神殺しのクロノスタシスⅤ〜後編〜

聖魔騎士団魔導部隊隊舎に迷い込んだであろう野良猫が、解体されて食肉にされていないことを祈りつつ。

俺達は改めて、ルディシアの監禁部屋に足を踏み入れた。

「入るぞ」

部屋の扉を開けると。

そこはもぬけの殻で、ルディシアの姿が見つからない…みたいなことはなく。

ルディシアは大人しく、部屋の中のソファに座り。

ちっこい文庫本を開いて、それを捲っていた。

…おぉ。

めっちゃ大人しいじゃん。

「来たぞ、ルディシア」

「あぁ…?うん、そう」

俺達の姿を見ても、この気のない返事。

敵意を向けられているのではないのだから、以前に比べれば進歩だな。

それにしても、この監禁部屋。

全然監禁部屋ではないな。普通の客間だ。

ソファもテーブルもベッドもあるし、ご覧の通り本も置いてある。

新聞もあるし、飲み物も、お茶菓子まで置いてある始末。

これじゃあホテルみたいなもんだ。

随分「快適」な監禁生活だな。

まぁ、それだけルディシアに抵抗の意志がないってことなんだろうけど…。

「今日はあんた達なのか…。…何?俺の処刑でも決まった?」

薄ら笑いを浮かべて、物騒なことを口にする。

「…そうだ、って言ったらどうするんだ?」

「さぁ、どうもしないよ。死体は俺の味方だから」

あ、そ。

あまりに死体と馴れ合い過ぎて、死そのものさえ恐れなくなったか?

「別に処刑しようってんじゃない。ただ、話を聞かせて欲しいだけだ」

「話…つまり尋問か」

まぁ、そうとも言う。

実際尋問なんだから、否定はしないよ。

「一体何度同じことを喋らされるんだか…。

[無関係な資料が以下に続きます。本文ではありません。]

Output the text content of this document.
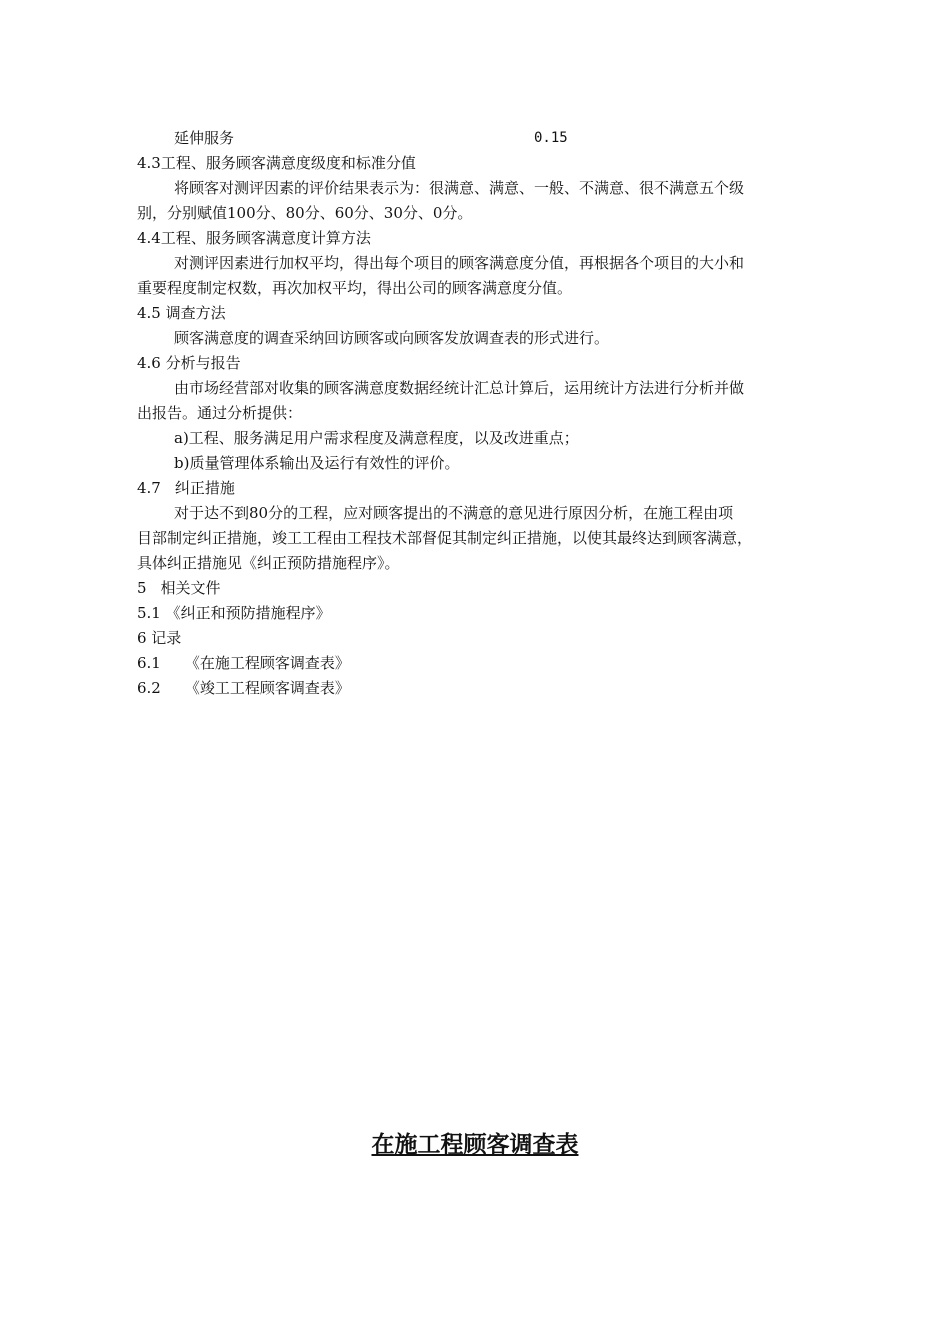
延伸服务	0.15
4.3工程、服务顾客满意度级度和标准分值
将顾客对测评因素的评价结果表示为：很满意、满意、一般、不满意、很不满意五个级
别，分别赋值100分、80分、60分、30分、0分。
4.4工程、服务顾客满意度计算方法
对测评因素进行加权平均，得出每个项目的顾客满意度分值，再根据各个项目的大小和
重要程度制定权数，再次加权平均，得出公司的顾客满意度分值。
4.5 调查方法
顾客满意度的调查采纳回访顾客或向顾客发放调查表的形式进行。
4.6 分析与报告
由市场经营部对收集的顾客满意度数据经统计汇总计算后，运用统计方法进行分析并做
出报告。通过分析提供：
a)工程、服务满足用户需求程度及满意程度，以及改进重点；
b)质量管理体系输出及运行有效性的评价。
4.7 纠正措施
对于达不到80分的工程，应对顾客提出的不满意的意见进行原因分析，在施工程由项
目部制定纠正措施，竣工工程由工程技术部督促其制定纠正措施，以使其最终达到顾客满意，
具体纠正措施见《纠正预防措施程序》。
5 相关文件
5.1 《纠正和预防措施程序》
6 记录
6.1 《在施工程顾客调查表》
6.2 《竣工工程顾客调查表》
在施工程顾客调查表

ここの人達にも何回も聞かれたよ」

ここの人達…聖魔騎士団大隊長だろうな。

「これ以上、何が聞きたいって?」

「俺達はまだ聞いてないからな」

「ふーん…」
 
どうやら気乗りしないようだな。

尋問なんて楽しいことじゃないんだから、無理もないけど…。

すると。

「あなたは自分の立場が分かってないようですね」

と、イレースが腕組みをして言った。

「…!」

イレースの姿を見るなり、ルディシアの目の色が変わった。

お?

「ここでは随分生温い待遇を受けているようですが、あなたは今、虜囚の立場。袋の鼠も同然です」

「…」

「洗いざらい喋ってもらいますよ。嘘をついたり誤魔化そうとすれば、痛い目に遭うことも考えておくんですね」

「…はい」

こくり、と頷くルディシア。

すげー素直なんだけど。イレースが言ったら。

やべぇ。イレース連れてきてマジで良かった。

この分なら、包み隠さず何でも話してくれそうだ。

ルディシアが痛い目に遭うこともなさそうだな。